According to the same article noted above at ABAJournal.com, Utah Supreme Court Justice Constandinos “Deno” Himonas tells the ABA Journal that the proposals received as of the date of the article have been promising, “I’m hoping to see some innovations that have not really been imagined,” adding new capital in the industry will be welcomed.
The Debate Over National Reform
In other states, leaders and regulators have called the re-regulation move by Utah’s Supreme Court bold and hopeful. Regulators in other states see this re-regulation of legal services in Utah as a path forward in bridging access to the justice system, as well as a way to modernize the profession.
If this pilot program works, it could create a domino effect towards other states currently waiting on the sidelines. The debate over allowing nonlawyers to own, or co-own legal services operations, including tech entrepreneurs eager to enter new markets, has been the source of heated discussion in various states.
In 2017, a federal appeals court upheld the dismissal of a lawsuit brought by the law firm Jacoby & Meyers challenging New York regulations that ban non-attorneys from investing in law firms. In 2016 the American Bar Association’s Commission on the Future of Legal Services surveyed attorneys on whether the American Bar Association should relax their long-held opposition to non-lawyers investing in law firms. Of the approximately 43 attorneys and law students submitted with comments, only one thought it would be a good idea.
In February of this year, The American Bar Association passed a resolution encouraging U.S. states to consider “innovative approaches” towards increased access to legal services, and to then collect data to see if the approaches are working--but only after numerous, contentious backstage meetings on the topic.

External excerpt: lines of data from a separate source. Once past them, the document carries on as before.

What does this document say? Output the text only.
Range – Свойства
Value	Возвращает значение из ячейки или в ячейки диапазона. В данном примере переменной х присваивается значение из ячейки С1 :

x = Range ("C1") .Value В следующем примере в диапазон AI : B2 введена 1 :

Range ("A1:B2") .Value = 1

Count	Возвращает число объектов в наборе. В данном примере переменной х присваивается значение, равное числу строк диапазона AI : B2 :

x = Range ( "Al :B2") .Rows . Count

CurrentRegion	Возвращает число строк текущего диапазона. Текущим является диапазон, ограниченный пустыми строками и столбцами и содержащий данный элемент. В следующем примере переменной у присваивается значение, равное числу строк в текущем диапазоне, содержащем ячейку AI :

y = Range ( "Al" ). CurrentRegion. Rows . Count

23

The Jury is Out, But That's Better Than No Jury at All
The legal industry re-regulation in Utah comes with hopeful expectations that adding new capital innovation will lead to increased access, and perhaps a modernized model for other states to follow.
With all eyes on Utah’s ‘regulatory sandbox’, legal professionals and regulators across the nation will be anxiously awaiting the findings of this contained space--where innovators can safely experiment outside the current pre-existing legal framework. After a two-year period that began on Friday, August 14, 2020, and after a thorough review of data collected from participants in the program, the Utah Supreme Court will re-evaluate the core reforms recently approved and if they should be allowed to continue.